Esta propaganda reaccionaria no es nueva, pero desde hace años ha encontrado una nueva vía por la que inyectarse en el imaginario social a través de internet. Y con las nuevas redes sociales, permite llegar al público más joven usando fórmulas que enmascaran ese odio y ese prejuicio en humor o en un falso envoltorio de supuesta incorrección política. Una supuesta incorrección política que se basa en la oposición a esos derechos y libertades fruto de una conquista ideológica de las izquierdas, que abanderaron durante décadas el feminismo, el antirracismo y todas las reivindicaciones para la clase trabajadora que hoy también se intentan dinamitar o atomizar segregándola con racismo o desclasándolas desde el neoliberalismo. Esto que la derecha llama ‘marxismo cultural’ no es más que un reconocimiento al papel de la izquierda en la conquista de estos derechos. También lo llaman ‘dictadura progre’, en su versión más actual y coloquial entre la derecha canallita. Y apela al sentido común que ha asumido la igualdad, la solidaridad y el respeto a la diferencia como un valor, y no como una amenaza.
Estos consensos, al menos en el plano retórico y simbólico se han instalado en el sentido común, y es por lo que está siendo utilizado por las derechas a nivel global para vestir de irreverencia, de inconformismo y de antisistema la crítica a estos derechos y estos valores. Incluso a la eterna lucha de clases. Esa supuesta rebeldía es un traje que les viene grande, pues nunca puede haber heroísmo cuando tu batalla es contra los de abajo, los más vulnerables. Esa violencia se llama bullying. Lo valiente, lo políticamente incorrecto, es apuntar hacia arriba.

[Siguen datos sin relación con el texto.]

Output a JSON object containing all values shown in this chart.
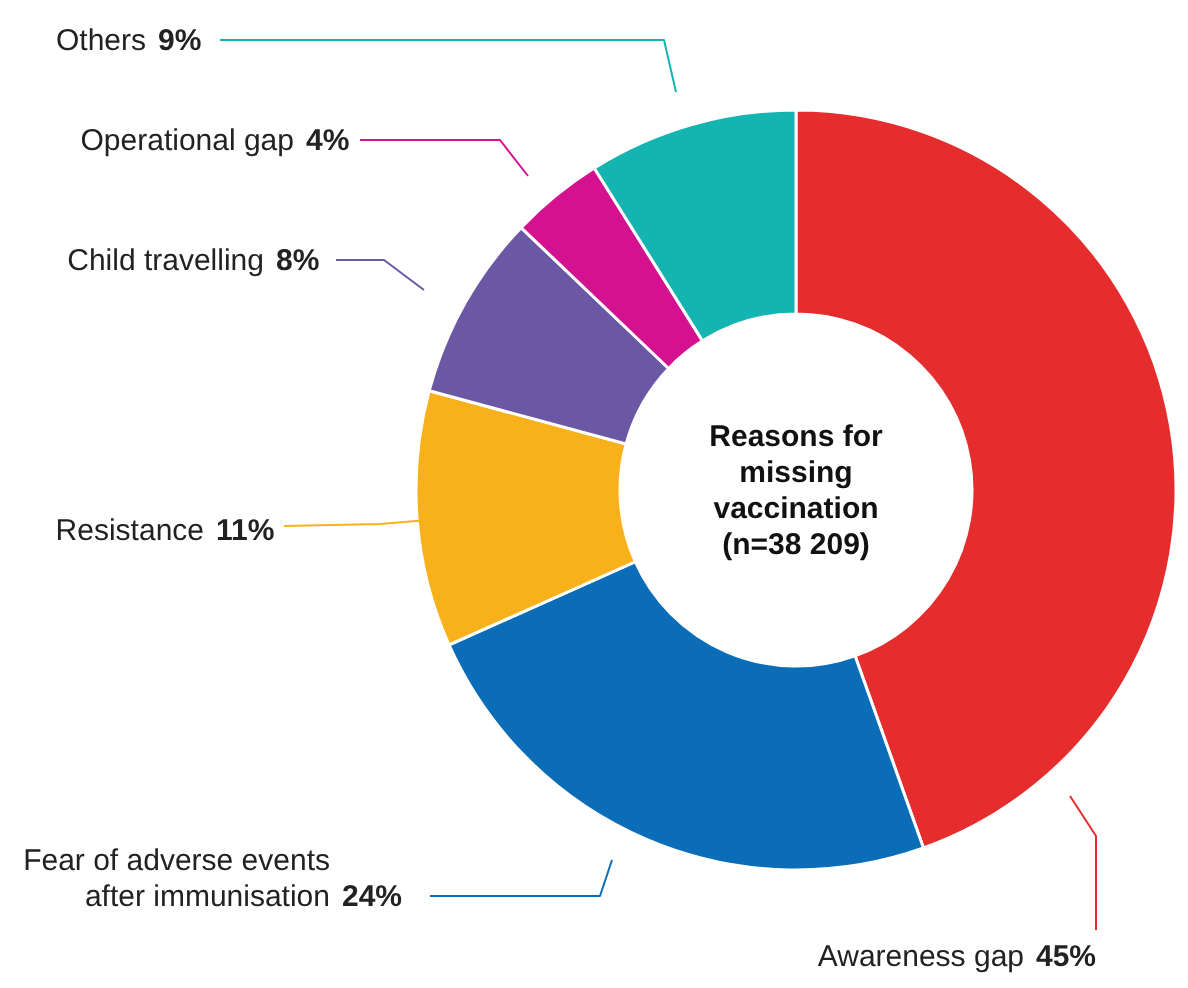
{
  "chart_data": {
    "type": "donut",
    "title": "Reasons for missing vaccination (n=38 209)",
    "categories": [
      "Awareness gap",
      "Fear of adverse events after immunisation",
      "Resistance",
      "Child travelling",
      "Operational gap",
      "Others"
    ],
    "values": [
      45,
      24,
      11,
      8,
      4,
      9
    ],
    "colors": [
      "#e52d2e",
      "#0b6db7",
      "#f9b11b",
      "#6b58a5",
      "#d4118e",
      "#14b5b0"
    ],
    "value_labels": [
      "45%",
      "24%",
      "11%",
      "8%",
      "4%",
      "9%"
    ]
  }
}
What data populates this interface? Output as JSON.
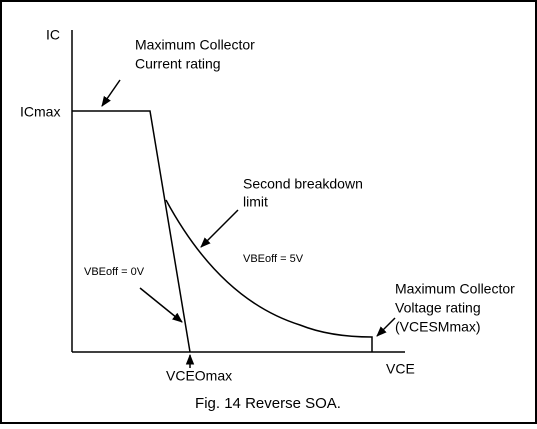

Hay una desproporción evidente en la inversión y en la incidencia que tienen los productos reaccionarios y la que tienen quienes tratan de combatirlos y proponer alternativas basadas en lo que podríamos considerar valores de la izquierda. Hay financiación millonaria por parte de la extrema derecha, como hace años admitió Steve Bannon tras arrogarse el éxito del Brexit y la victoria de Donald Trump. Y hay una complicidad evidente con esta por parte de las grandes compañías de comunicación y sus representantes, como bien lo son Elon Musk o las grandes corporaciones, nada interesadas en promocionar alternativas al capitalismo.
La preocupación ante esto, pues, está más que justificada, y no se puede negar su superioridad armamentística en esta batalla. Pero la desafección, el desconcierto y el miedo son también los mejores aliados para que el odio y del individualismo venzan. Mientras se dice que la juventud está cada vez más derechizada, observo cómo cientos de jóvenes se abrazan y forman un bloque compacto para evitar un desahucio mientras los Mossos tratan de sacarlos uno a uno y romper así toda resistencia. El fin es desalojar a varias familias de sus casas, y no hay nada más metafórico en esta historia que esta foto. Cuando alguien vuelva a generalizar sobre los jóvenes y a acusarlos de algo, acordémonos de los que ayer estaban en el barrio de El Raval defendiendo el derecho a una vivienda digna, poniendo el cuerpo y dándonos una lección a todos.
*Periodista especializado en extrema derecha y movimientos sociales, con Máster en Sociología y Antropología, es colaborador de varios medios de comunicación.